深くため息を吐いて、軽く刀を確認してから木から木へ飛び移る。

気を辿って行けば、1人はきっとさっきの悲鳴の人、後は…


「げ、3人に追いかけられてんの…?」


一体鬼に何をしたんだ。果てしない疑問である。
悲鳴の根源に辿り着けば、入り口のところで死にそうになっていた金髪の子が3人の鬼に追いかけまわされている場面に遭遇した。うぉ…リアル鬼ごっこ…やだなぁ…

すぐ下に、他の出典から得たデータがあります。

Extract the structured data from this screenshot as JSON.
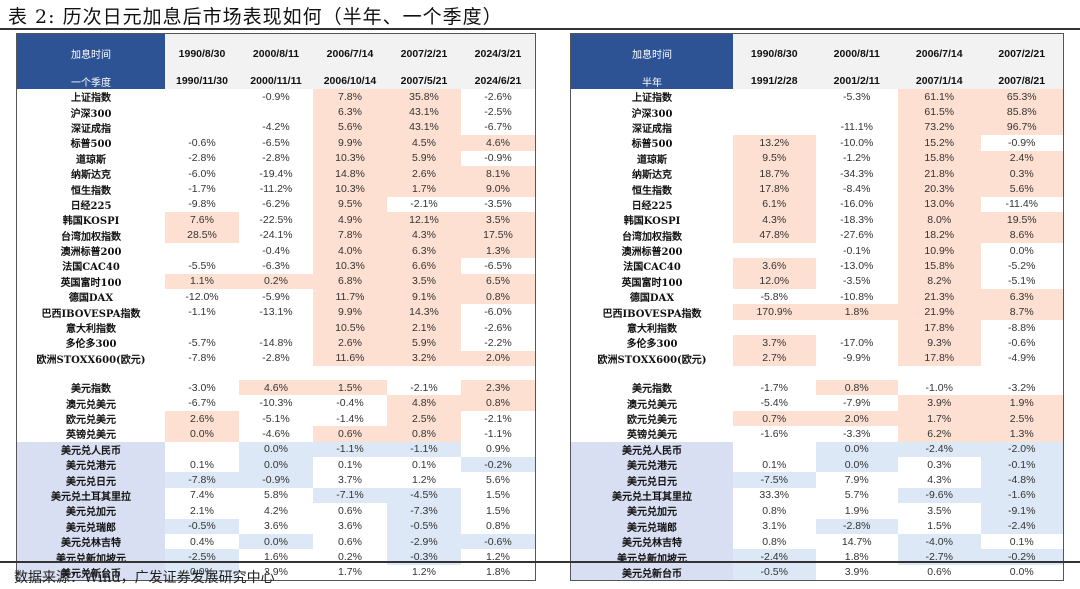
{
  "title": "表 2: 历次日元加息后市场表现如何（半年、一个季度）",
  "source": "数据来源：Wind，广发证券发展研究中心",
  "colors": {
    "header_blue": "#2e5395",
    "positive_shade": "#fde0d2",
    "negative_shade": "#dce8f5",
    "fx_label_shade": "#d9dff2"
  },
  "quarter_table": {
    "header_label_1": "加息时间",
    "header_label_2": "一个季度",
    "start_dates": [
      "1990/8/30",
      "2000/8/11",
      "2006/7/14",
      "2007/2/21",
      "2024/3/21"
    ],
    "end_dates": [
      "1990/11/30",
      "2000/11/11",
      "2006/10/14",
      "2007/5/21",
      "2024/6/21"
    ],
    "equity_rows": [
      {
        "label": "上证指数",
        "values": [
          "",
          "-0.9%",
          "7.8%",
          "35.8%",
          "-2.6%"
        ],
        "shade": [
          "",
          "",
          "o",
          "o",
          ""
        ]
      },
      {
        "label": "沪深300",
        "values": [
          "",
          "",
          "6.3%",
          "43.1%",
          "-2.5%"
        ],
        "shade": [
          "",
          "",
          "o",
          "o",
          ""
        ]
      },
      {
        "label": "深证成指",
        "values": [
          "",
          "-4.2%",
          "5.6%",
          "43.1%",
          "-6.7%"
        ],
        "shade": [
          "",
          "",
          "o",
          "o",
          ""
        ]
      },
      {
        "label": "标普500",
        "values": [
          "-0.6%",
          "-6.5%",
          "9.9%",
          "4.5%",
          "4.6%"
        ],
        "shade": [
          "",
          "",
          "o",
          "o",
          "o"
        ]
      },
      {
        "label": "道琼斯",
        "values": [
          "-2.8%",
          "-2.8%",
          "10.3%",
          "5.9%",
          "-0.9%"
        ],
        "shade": [
          "",
          "",
          "o",
          "o",
          ""
        ]
      },
      {
        "label": "纳斯达克",
        "values": [
          "-6.0%",
          "-19.4%",
          "14.8%",
          "2.6%",
          "8.1%"
        ],
        "shade": [
          "",
          "",
          "o",
          "o",
          "o"
        ]
      },
      {
        "label": "恒生指数",
        "values": [
          "-1.7%",
          "-11.2%",
          "10.3%",
          "1.7%",
          "9.0%"
        ],
        "shade": [
          "",
          "",
          "o",
          "o",
          "o"
        ]
      },
      {
        "label": "日经225",
        "values": [
          "-9.8%",
          "-6.2%",
          "9.5%",
          "-2.1%",
          "-3.5%"
        ],
        "shade": [
          "",
          "",
          "o",
          "",
          ""
        ]
      },
      {
        "label": "韩国KOSPI",
        "values": [
          "7.6%",
          "-22.5%",
          "4.9%",
          "12.1%",
          "3.5%"
        ],
        "shade": [
          "o",
          "",
          "o",
          "o",
          "o"
        ]
      },
      {
        "label": "台湾加权指数",
        "values": [
          "28.5%",
          "-24.1%",
          "7.8%",
          "4.3%",
          "17.5%"
        ],
        "shade": [
          "o",
          "",
          "o",
          "o",
          "o"
        ]
      },
      {
        "label": "澳洲标普200",
        "values": [
          "",
          "-0.4%",
          "4.0%",
          "6.3%",
          "1.3%"
        ],
        "shade": [
          "",
          "",
          "o",
          "o",
          "o"
        ]
      },
      {
        "label": "法国CAC40",
        "values": [
          "-5.5%",
          "-6.3%",
          "10.3%",
          "6.6%",
          "-6.5%"
        ],
        "shade": [
          "",
          "",
          "o",
          "o",
          ""
        ]
      },
      {
        "label": "英国富时100",
        "values": [
          "1.1%",
          "0.2%",
          "6.8%",
          "3.5%",
          "6.5%"
        ],
        "shade": [
          "o",
          "o",
          "o",
          "o",
          "o"
        ]
      },
      {
        "label": "德国DAX",
        "values": [
          "-12.0%",
          "-5.9%",
          "11.7%",
          "9.1%",
          "0.8%"
        ],
        "shade": [
          "",
          "",
          "o",
          "o",
          "o"
        ]
      },
      {
        "label": "巴西IBOVESPA指数",
        "values": [
          "-1.1%",
          "-13.1%",
          "9.9%",
          "14.3%",
          "-6.0%"
        ],
        "shade": [
          "",
          "",
          "o",
          "o",
          ""
        ]
      },
      {
        "label": "意大利指数",
        "values": [
          "",
          "",
          "10.5%",
          "2.1%",
          "-2.6%"
        ],
        "shade": [
          "",
          "",
          "o",
          "o",
          ""
        ]
      },
      {
        "label": "多伦多300",
        "values": [
          "-5.7%",
          "-14.8%",
          "2.6%",
          "5.9%",
          "-2.2%"
        ],
        "shade": [
          "",
          "",
          "o",
          "o",
          ""
        ]
      },
      {
        "label": "欧洲STOXX600(欧元)",
        "values": [
          "-7.8%",
          "-2.8%",
          "11.6%",
          "3.2%",
          "2.0%"
        ],
        "shade": [
          "",
          "",
          "o",
          "o",
          "o"
        ]
      }
    ],
    "dollar_rows": [
      {
        "label": "美元指数",
        "values": [
          "-3.0%",
          "4.6%",
          "1.5%",
          "-2.1%",
          "2.3%"
        ],
        "shade": [
          "",
          "o",
          "o",
          "",
          "o"
        ]
      },
      {
        "label": "澳元兑美元",
        "values": [
          "-6.7%",
          "-10.3%",
          "-0.4%",
          "4.8%",
          "0.8%"
        ],
        "shade": [
          "",
          "",
          "",
          "o",
          "o"
        ]
      },
      {
        "label": "欧元兑美元",
        "values": [
          "2.6%",
          "-5.1%",
          "-1.4%",
          "2.5%",
          "-2.1%"
        ],
        "shade": [
          "o",
          "",
          "",
          "o",
          ""
        ]
      },
      {
        "label": "英镑兑美元",
        "values": [
          "0.0%",
          "-4.6%",
          "0.6%",
          "0.8%",
          "-1.1%"
        ],
        "shade": [
          "o",
          "",
          "o",
          "o",
          ""
        ]
      }
    ],
    "fx_rows": [
      {
        "label": "美元兑人民币",
        "values": [
          "",
          "0.0%",
          "-1.1%",
          "-1.1%",
          "0.9%"
        ],
        "shade": [
          "",
          "b",
          "b",
          "b",
          ""
        ]
      },
      {
        "label": "美元兑港元",
        "values": [
          "0.1%",
          "0.0%",
          "0.1%",
          "0.1%",
          "-0.2%"
        ],
        "shade": [
          "",
          "b",
          "",
          "",
          "b"
        ]
      },
      {
        "label": "美元兑日元",
        "values": [
          "-7.8%",
          "-0.9%",
          "3.7%",
          "1.2%",
          "5.6%"
        ],
        "shade": [
          "b",
          "b",
          "",
          "",
          ""
        ]
      },
      {
        "label": "美元兑土耳其里拉",
        "values": [
          "7.4%",
          "5.8%",
          "-7.1%",
          "-4.5%",
          "1.5%"
        ],
        "shade": [
          "",
          "",
          "b",
          "b",
          ""
        ]
      },
      {
        "label": "美元兑加元",
        "values": [
          "2.1%",
          "4.2%",
          "0.6%",
          "-7.3%",
          "1.5%"
        ],
        "shade": [
          "",
          "",
          "",
          "b",
          ""
        ]
      },
      {
        "label": "美元兑瑞郎",
        "values": [
          "-0.5%",
          "3.6%",
          "3.6%",
          "-0.5%",
          "0.8%"
        ],
        "shade": [
          "b",
          "",
          "",
          "b",
          ""
        ]
      },
      {
        "label": "美元兑林吉特",
        "values": [
          "0.4%",
          "0.0%",
          "0.6%",
          "-2.9%",
          "-0.6%"
        ],
        "shade": [
          "",
          "b",
          "",
          "b",
          "b"
        ]
      },
      {
        "label": "美元兑新加坡元",
        "values": [
          "-2.5%",
          "1.6%",
          "0.2%",
          "-0.3%",
          "1.2%"
        ],
        "shade": [
          "b",
          "",
          "",
          "b",
          ""
        ]
      },
      {
        "label": "美元兑新台币",
        "values": [
          "0.0%",
          "2.9%",
          "1.7%",
          "1.2%",
          "1.8%"
        ],
        "shade": [
          "b",
          "",
          "",
          "",
          ""
        ]
      }
    ]
  },
  "halfyear_table": {
    "header_label_1": "加息时间",
    "header_label_2": "半年",
    "start_dates": [
      "1990/8/30",
      "2000/8/11",
      "2006/7/14",
      "2007/2/21"
    ],
    "end_dates": [
      "1991/2/28",
      "2001/2/11",
      "2007/1/14",
      "2007/8/21"
    ],
    "equity_rows": [
      {
        "label": "上证指数",
        "values": [
          "",
          "-5.3%",
          "61.1%",
          "65.3%"
        ],
        "shade": [
          "",
          "",
          "o",
          "o"
        ]
      },
      {
        "label": "沪深300",
        "values": [
          "",
          "",
          "61.5%",
          "85.8%"
        ],
        "shade": [
          "",
          "",
          "o",
          "o"
        ]
      },
      {
        "label": "深证成指",
        "values": [
          "",
          "-11.1%",
          "73.2%",
          "96.7%"
        ],
        "shade": [
          "",
          "",
          "o",
          "o"
        ]
      },
      {
        "label": "标普500",
        "values": [
          "13.2%",
          "-10.0%",
          "15.2%",
          "-0.9%"
        ],
        "shade": [
          "o",
          "",
          "o",
          ""
        ]
      },
      {
        "label": "道琼斯",
        "values": [
          "9.5%",
          "-1.2%",
          "15.8%",
          "2.4%"
        ],
        "shade": [
          "o",
          "",
          "o",
          "o"
        ]
      },
      {
        "label": "纳斯达克",
        "values": [
          "18.7%",
          "-34.3%",
          "21.8%",
          "0.3%"
        ],
        "shade": [
          "o",
          "",
          "o",
          "o"
        ]
      },
      {
        "label": "恒生指数",
        "values": [
          "17.8%",
          "-8.4%",
          "20.3%",
          "5.6%"
        ],
        "shade": [
          "o",
          "",
          "o",
          "o"
        ]
      },
      {
        "label": "日经225",
        "values": [
          "6.1%",
          "-16.0%",
          "13.0%",
          "-11.4%"
        ],
        "shade": [
          "o",
          "",
          "o",
          ""
        ]
      },
      {
        "label": "韩国KOSPI",
        "values": [
          "4.3%",
          "-18.3%",
          "8.0%",
          "19.5%"
        ],
        "shade": [
          "o",
          "",
          "o",
          "o"
        ]
      },
      {
        "label": "台湾加权指数",
        "values": [
          "47.8%",
          "-27.6%",
          "18.2%",
          "8.6%"
        ],
        "shade": [
          "o",
          "",
          "o",
          "o"
        ]
      },
      {
        "label": "澳洲标普200",
        "values": [
          "",
          "-0.1%",
          "10.9%",
          "0.0%"
        ],
        "shade": [
          "",
          "",
          "o",
          ""
        ]
      },
      {
        "label": "法国CAC40",
        "values": [
          "3.6%",
          "-13.0%",
          "15.8%",
          "-5.2%"
        ],
        "shade": [
          "o",
          "",
          "o",
          ""
        ]
      },
      {
        "label": "英国富时100",
        "values": [
          "12.0%",
          "-3.5%",
          "8.2%",
          "-5.1%"
        ],
        "shade": [
          "o",
          "",
          "o",
          ""
        ]
      },
      {
        "label": "德国DAX",
        "values": [
          "-5.8%",
          "-10.8%",
          "21.3%",
          "6.3%"
        ],
        "shade": [
          "",
          "",
          "o",
          "o"
        ]
      },
      {
        "label": "巴西IBOVESPA指数",
        "values": [
          "170.9%",
          "1.8%",
          "21.9%",
          "8.7%"
        ],
        "shade": [
          "o",
          "o",
          "o",
          "o"
        ]
      },
      {
        "label": "意大利指数",
        "values": [
          "",
          "",
          "17.8%",
          "-8.8%"
        ],
        "shade": [
          "",
          "",
          "o",
          ""
        ]
      },
      {
        "label": "多伦多300",
        "values": [
          "3.7%",
          "-17.0%",
          "9.3%",
          "-0.6%"
        ],
        "shade": [
          "o",
          "",
          "o",
          ""
        ]
      },
      {
        "label": "欧洲STOXX600(欧元)",
        "values": [
          "2.7%",
          "-9.9%",
          "17.8%",
          "-4.9%"
        ],
        "shade": [
          "o",
          "",
          "o",
          ""
        ]
      }
    ],
    "dollar_rows": [
      {
        "label": "美元指数",
        "values": [
          "-1.7%",
          "0.8%",
          "-1.0%",
          "-3.2%"
        ],
        "shade": [
          "",
          "o",
          "",
          ""
        ]
      },
      {
        "label": "澳元兑美元",
        "values": [
          "-5.4%",
          "-7.9%",
          "3.9%",
          "1.9%"
        ],
        "shade": [
          "",
          "",
          "o",
          "o"
        ]
      },
      {
        "label": "欧元兑美元",
        "values": [
          "0.7%",
          "2.0%",
          "1.7%",
          "2.5%"
        ],
        "shade": [
          "o",
          "o",
          "o",
          "o"
        ]
      },
      {
        "label": "英镑兑美元",
        "values": [
          "-1.6%",
          "-3.3%",
          "6.2%",
          "1.3%"
        ],
        "shade": [
          "",
          "",
          "o",
          "o"
        ]
      }
    ],
    "fx_rows": [
      {
        "label": "美元兑人民币",
        "values": [
          "",
          "0.0%",
          "-2.4%",
          "-2.0%"
        ],
        "shade": [
          "",
          "b",
          "b",
          "b"
        ]
      },
      {
        "label": "美元兑港元",
        "values": [
          "0.1%",
          "0.0%",
          "0.3%",
          "-0.1%"
        ],
        "shade": [
          "",
          "b",
          "",
          "b"
        ]
      },
      {
        "label": "美元兑日元",
        "values": [
          "-7.5%",
          "7.9%",
          "4.3%",
          "-4.8%"
        ],
        "shade": [
          "b",
          "",
          "",
          "b"
        ]
      },
      {
        "label": "美元兑土耳其里拉",
        "values": [
          "33.3%",
          "5.7%",
          "-9.6%",
          "-1.6%"
        ],
        "shade": [
          "",
          "",
          "b",
          "b"
        ]
      },
      {
        "label": "美元兑加元",
        "values": [
          "0.8%",
          "1.9%",
          "3.5%",
          "-9.1%"
        ],
        "shade": [
          "",
          "",
          "",
          "b"
        ]
      },
      {
        "label": "美元兑瑞郎",
        "values": [
          "3.1%",
          "-2.8%",
          "1.5%",
          "-2.4%"
        ],
        "shade": [
          "",
          "b",
          "",
          "b"
        ]
      },
      {
        "label": "美元兑林吉特",
        "values": [
          "0.8%",
          "14.7%",
          "-4.0%",
          "0.1%"
        ],
        "shade": [
          "",
          "",
          "b",
          ""
        ]
      },
      {
        "label": "美元兑新加坡元",
        "values": [
          "-2.4%",
          "1.8%",
          "-2.7%",
          "-0.2%"
        ],
        "shade": [
          "b",
          "",
          "b",
          "b"
        ]
      },
      {
        "label": "美元兑新台币",
        "values": [
          "-0.5%",
          "3.9%",
          "0.6%",
          "0.0%"
        ],
        "shade": [
          "b",
          "",
          "",
          ""
        ]
      }
    ]
  }
}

「死ぬ死ぬ死ぬ死ぬ!!絶対死ぬ無理もうダメ死んじゃうぅぅうううう!!!!」

「待ちやがれクソガキ!」

「すばしっこい奴め…!絶対に喰ってやる!!」

「イヤァァアアアアアアッ!!!」


え、何あれ面白いんだけど。
無理だとか死ぬとか言ってる割に、逃げ足は速いのか悉く鬼の攻撃を避けている。多分本人は文字通り死に物狂いだから気付いていないんだろうけど、逆にすごいよね。


「おぼぼぉ…!」

「(あ、こけた)」

「へ、へへ…やっと追いついた…!手間かけさせやがって!!」

「ヒェッ」

「観念しろやぁあああああ!!」


おわあああまずいまずい!!面白くて見てたら追い込まれてるんだけど!!
咄嗟に突き出した手から鬼たちと金髪少年の間に向かって気弾をぶっぱなす。三方向に吹っ飛んでいった鬼たちの隙を見逃さず、地面に降り立ち踏み込む。まずは目の前の1人!


―風の呼吸、壱ノ型 塵旋風・削ぎ


「がぁああああ…!」

「くそッ…舐めやがって!」


左右から飛び掛かって来た2人の鬼。頸の位置をしっかり確認して、呼吸を整える。


―風の呼吸、参ノ型 晴嵐風樹


狙い通りにすっぱりと切れた鬼たちの頸が降ってきて、間もなく灰へと帰す。儚いなぁ…世知辛いなぁ…この人たちは、元々人間だったんだろうに、不幸にも鬼になってしまって…
人間に戻せる方法とか、ないのかな。


「あ…そうだ。ねぇ君、大丈夫?怪我とか…」

「結婚してくださいッ!!!」

「………え」


がっしり、私の両手を握りしめながら顔の穴という穴から全部出ている金髪少年は、どうやらさっきのでとち狂ってしまったらしい。
私も何がなんやら頭が現実逃避をしているので、とりあえずにっこり笑っておいた。


「出直せ」

「なんでだよぉおおおおお!!!」


薄暗い藤襲山に悲痛な絶叫が響き渡った。夢に出そう。